I went out to Target (I had to go there for a different reason) and ended up picking up a 128mb Lexar Media “JumpDrive.” Supposedly didn’t require drivers in Win2000/XP, nothing about Linux support of course. While I was in the airport, I plugged the drive into my Linux laptop. Took me several minutes to figure out how it was “recognized”: as an “emulated” SCSI device. I could simply mount device /dev/sda1 as a vfat filesystem. Mounted right up. There were files on the device (a PDF explaining how to use their “password protection” software as well as the software itself), which got promptly removed.

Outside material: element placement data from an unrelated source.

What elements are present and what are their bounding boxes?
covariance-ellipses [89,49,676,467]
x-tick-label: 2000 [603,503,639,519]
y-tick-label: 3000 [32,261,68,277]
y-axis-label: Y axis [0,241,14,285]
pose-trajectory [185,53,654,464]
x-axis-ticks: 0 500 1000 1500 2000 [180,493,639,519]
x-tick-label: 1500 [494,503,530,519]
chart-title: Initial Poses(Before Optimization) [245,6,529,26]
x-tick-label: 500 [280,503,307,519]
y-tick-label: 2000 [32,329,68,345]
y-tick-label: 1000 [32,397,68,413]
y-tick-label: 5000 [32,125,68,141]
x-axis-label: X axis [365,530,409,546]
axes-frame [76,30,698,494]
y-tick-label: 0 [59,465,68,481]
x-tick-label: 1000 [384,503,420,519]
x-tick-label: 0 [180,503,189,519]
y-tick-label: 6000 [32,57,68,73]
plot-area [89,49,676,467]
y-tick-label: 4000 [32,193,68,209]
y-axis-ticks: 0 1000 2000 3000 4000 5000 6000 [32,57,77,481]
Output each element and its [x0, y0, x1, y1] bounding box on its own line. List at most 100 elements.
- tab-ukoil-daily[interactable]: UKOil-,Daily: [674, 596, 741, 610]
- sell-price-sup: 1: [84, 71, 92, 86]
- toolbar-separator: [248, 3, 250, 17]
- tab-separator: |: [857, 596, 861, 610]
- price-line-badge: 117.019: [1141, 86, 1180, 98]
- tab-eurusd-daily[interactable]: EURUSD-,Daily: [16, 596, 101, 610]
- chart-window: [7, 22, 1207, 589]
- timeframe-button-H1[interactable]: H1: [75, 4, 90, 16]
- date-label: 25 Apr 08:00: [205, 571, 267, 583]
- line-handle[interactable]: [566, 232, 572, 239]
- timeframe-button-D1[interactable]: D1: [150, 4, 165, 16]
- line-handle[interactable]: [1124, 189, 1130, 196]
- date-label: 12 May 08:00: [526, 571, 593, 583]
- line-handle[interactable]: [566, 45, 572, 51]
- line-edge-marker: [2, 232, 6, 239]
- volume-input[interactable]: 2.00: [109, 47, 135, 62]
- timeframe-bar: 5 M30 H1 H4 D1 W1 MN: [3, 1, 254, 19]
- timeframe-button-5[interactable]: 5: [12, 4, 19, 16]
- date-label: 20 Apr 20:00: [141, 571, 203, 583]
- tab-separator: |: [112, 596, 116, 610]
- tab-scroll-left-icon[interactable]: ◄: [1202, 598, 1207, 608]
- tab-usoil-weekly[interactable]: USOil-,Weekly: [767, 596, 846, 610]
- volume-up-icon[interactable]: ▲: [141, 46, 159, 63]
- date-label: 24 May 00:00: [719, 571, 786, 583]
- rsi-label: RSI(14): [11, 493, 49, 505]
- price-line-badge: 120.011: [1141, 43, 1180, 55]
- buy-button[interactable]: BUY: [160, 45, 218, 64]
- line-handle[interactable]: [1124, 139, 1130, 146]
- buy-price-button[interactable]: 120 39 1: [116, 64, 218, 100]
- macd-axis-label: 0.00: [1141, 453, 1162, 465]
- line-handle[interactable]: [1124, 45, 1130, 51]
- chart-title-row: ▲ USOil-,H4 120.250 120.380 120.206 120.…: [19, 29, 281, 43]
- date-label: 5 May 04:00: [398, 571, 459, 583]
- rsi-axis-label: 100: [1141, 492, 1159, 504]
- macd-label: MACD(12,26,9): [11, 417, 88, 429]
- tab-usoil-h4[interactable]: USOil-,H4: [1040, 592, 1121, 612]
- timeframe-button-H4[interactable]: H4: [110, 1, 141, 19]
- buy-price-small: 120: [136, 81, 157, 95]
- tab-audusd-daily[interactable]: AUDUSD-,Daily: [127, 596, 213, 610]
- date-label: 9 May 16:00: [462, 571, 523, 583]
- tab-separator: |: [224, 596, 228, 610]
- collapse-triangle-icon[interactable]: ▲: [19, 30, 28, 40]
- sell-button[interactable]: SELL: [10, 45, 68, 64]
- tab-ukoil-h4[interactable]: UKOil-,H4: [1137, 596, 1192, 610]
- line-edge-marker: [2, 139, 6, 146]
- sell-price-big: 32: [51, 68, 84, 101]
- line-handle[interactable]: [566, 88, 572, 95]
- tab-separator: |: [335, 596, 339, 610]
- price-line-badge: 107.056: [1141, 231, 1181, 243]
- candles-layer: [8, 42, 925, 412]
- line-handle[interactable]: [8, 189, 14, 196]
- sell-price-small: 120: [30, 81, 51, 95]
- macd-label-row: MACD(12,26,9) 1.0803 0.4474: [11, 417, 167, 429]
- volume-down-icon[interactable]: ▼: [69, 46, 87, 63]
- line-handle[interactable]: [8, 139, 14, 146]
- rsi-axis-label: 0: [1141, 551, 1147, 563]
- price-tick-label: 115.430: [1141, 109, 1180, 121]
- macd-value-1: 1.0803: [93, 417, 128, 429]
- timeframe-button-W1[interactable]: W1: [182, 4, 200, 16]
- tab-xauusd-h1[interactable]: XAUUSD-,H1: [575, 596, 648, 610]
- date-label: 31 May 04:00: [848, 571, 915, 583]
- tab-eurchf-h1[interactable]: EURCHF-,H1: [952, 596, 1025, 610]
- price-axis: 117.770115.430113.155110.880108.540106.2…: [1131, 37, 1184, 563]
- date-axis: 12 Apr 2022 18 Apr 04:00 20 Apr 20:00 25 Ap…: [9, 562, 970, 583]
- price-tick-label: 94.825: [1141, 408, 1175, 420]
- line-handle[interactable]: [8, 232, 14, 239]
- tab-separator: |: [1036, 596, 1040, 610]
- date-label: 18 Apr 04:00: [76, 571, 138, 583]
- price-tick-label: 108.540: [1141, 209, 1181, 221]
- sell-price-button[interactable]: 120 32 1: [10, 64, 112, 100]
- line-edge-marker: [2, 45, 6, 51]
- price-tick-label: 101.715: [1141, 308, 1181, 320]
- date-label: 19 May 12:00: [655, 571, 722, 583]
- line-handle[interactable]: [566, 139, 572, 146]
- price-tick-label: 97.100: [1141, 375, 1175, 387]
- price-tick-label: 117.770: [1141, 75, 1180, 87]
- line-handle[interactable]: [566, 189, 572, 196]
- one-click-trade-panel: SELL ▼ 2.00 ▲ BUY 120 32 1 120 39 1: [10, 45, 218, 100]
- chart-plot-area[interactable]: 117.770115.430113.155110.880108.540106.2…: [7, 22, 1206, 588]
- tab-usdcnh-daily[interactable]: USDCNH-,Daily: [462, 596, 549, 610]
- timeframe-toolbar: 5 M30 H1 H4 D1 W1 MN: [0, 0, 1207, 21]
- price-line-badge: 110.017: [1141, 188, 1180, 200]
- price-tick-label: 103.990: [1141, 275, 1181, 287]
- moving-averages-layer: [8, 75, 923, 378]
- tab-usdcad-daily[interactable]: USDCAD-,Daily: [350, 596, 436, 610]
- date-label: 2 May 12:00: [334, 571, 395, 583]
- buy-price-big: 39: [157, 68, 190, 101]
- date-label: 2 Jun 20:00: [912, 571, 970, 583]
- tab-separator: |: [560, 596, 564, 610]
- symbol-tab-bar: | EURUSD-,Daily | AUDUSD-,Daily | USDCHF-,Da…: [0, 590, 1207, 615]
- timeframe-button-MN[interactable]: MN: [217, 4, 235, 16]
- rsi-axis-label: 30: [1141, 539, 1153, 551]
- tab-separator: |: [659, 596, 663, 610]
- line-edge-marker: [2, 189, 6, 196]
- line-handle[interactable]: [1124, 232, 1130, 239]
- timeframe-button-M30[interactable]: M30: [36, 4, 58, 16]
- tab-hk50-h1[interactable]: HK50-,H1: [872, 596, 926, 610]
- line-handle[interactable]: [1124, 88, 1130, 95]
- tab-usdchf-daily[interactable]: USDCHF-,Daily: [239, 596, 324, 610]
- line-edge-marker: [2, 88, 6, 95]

Had to do some twiddling with the fstab so that I could mount the drive and manipulate files as an ordinary user.
I haven’t tried to plug this device into my Win2k laptop yet, but I suspect that it will have no problems reading/writing files that I copy over to this drive. I used the drive to transport this blog entry from my Linux laptop to my Linux desktop, Nice to know that it “just works” like that. Knoppix makes use of USB memory drives as well, I’ll have to try it what I can sometimes.